Blumbergs Bürgermeister Markus Keller sieht durch die Aufhebung der Ausgangssperre im Land die Gefahr, dass die Leute glauben, damit sei auch die Kontaktsperre aufgehoben. Archiv-Foto: Lutz Foto: Schwarzwälder Bote

Pandemie: Bürgermeister Markus Keller äußert seine Sorgen / Kontaktsperre bleibt weiterhin

Nach der Aufhebung der landesweiten Ausgangssperre ab 20 Uhr sehen Blumbergs Bürgermeister Markus Keller und seine Kollegen im Schwarzwald-Baar-Kreis eine große Gefahr.

Blumberg. Die Gefahr sei, dass viele meinen, der Beschluss des Verwaltungsgerichtshofs Baden-Württemberg zur Aufhebung der Ausgangssperre bedeute zugleich auch, dass die Kontaktsperre wegfalle. Doch die bestehende Kontaktsperre bleibe nach wie vor, betonte der Blumberger Bürgermeister.

Überrascht habe ihn der Gerichtsbeschluss nicht, es sei schon angezeigt angesichts der sinkenden Infektionszahlen. Doch eines betonte das Stadtoberhaupt: "Ich weiß nicht, ob die Aufhebung wirklich vor dem Schmutzigen Donnerstag sein musste."

Sorge bereiten Keller auch die Auswirkungen der Corona-Verordnungen auf die Wirtschaft. Er nehme eine zunehmende Verdrossenheit wahr, vielen Firmen und Einzelhändlern gehe so langsam "die Luft aus". Deshalb hätten die Bürgermeister im Schwarzwald-Baar-Kreis vorige Woche auch Bundeswirtschaftsminister Peter Altmaier geschrieben. Auf die Frage, ob es gerecht sei, dass Supermärkte und Vollsortimenter auch Blumen, Spielsachen und Parfümerie-Artikel verkaufen dürften, Blumenläden, Spielwarenläden oder Parfümerien aber geschlossen bleiben müssten, antwortete Keller, die Corona-Verordnung sei objektiv gesehen nicht gerecht.

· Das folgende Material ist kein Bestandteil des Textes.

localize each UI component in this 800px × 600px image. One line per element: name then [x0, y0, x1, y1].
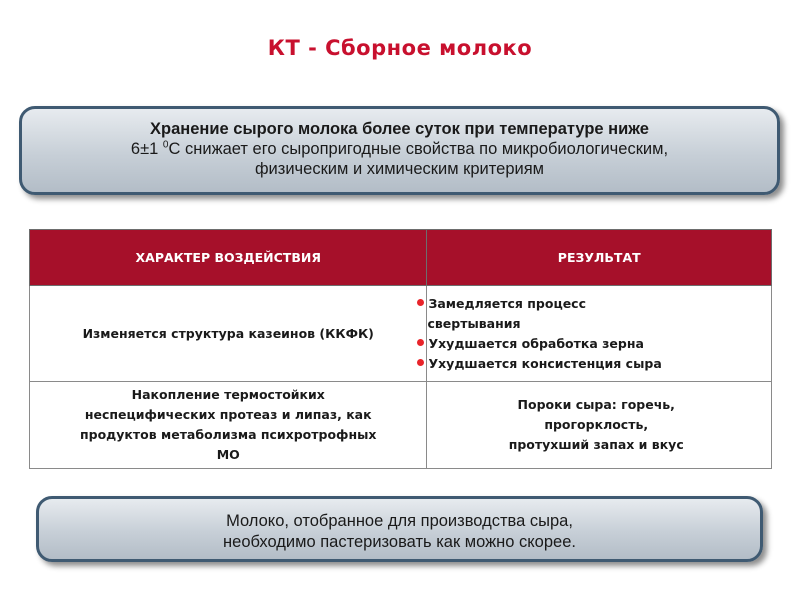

Es gebe eben einen Bestandsschutz, dass auch Blumen oder andere Waren verkauft werden dürften, wenn der Anteil der Lebensmittel mehr als die Hälfte des Sortiments ausmache.

Gefragt, ob es nicht an der Zeit sei, dass auch Frisöre und die Gastronomie wieder öffnen dürften, äußerte Keller, er finde es aufgrund der sinkenden Infektionszahlen jetzt geboten, "dass der Einzelhandel, die Gastronomie und die Frisöre eine verlässliche Perspektive bekommen." Die Leute müssten einen Fahrplan erhalten mit allen Anhaltspunkten und Konsequenzen.

Eine neue Verordnung für Blumberg sieht der Bürgermeister nicht auf die Eichbergstadt zukommen. Dabei wies er darauf hin, dass bei den maßgebenden Inzidenzwerten der Schwarzwald-Baar-Kreis zuständig sei. Blumberg hatte in der Zeit von 2. bis 9. Februar drei Neuinfizierte.

Kindergartengebühren

Festlegen werde die Stadtverwaltung, wie es mit dem Einzug der Kindergartengebühren für Februar weiter gehe. Für Januar hat die Stadt den Einzug für die städtischen Einrichtungen ausgesetzt, ob sie erlassen werden, muss der Gemeinderat entscheiden.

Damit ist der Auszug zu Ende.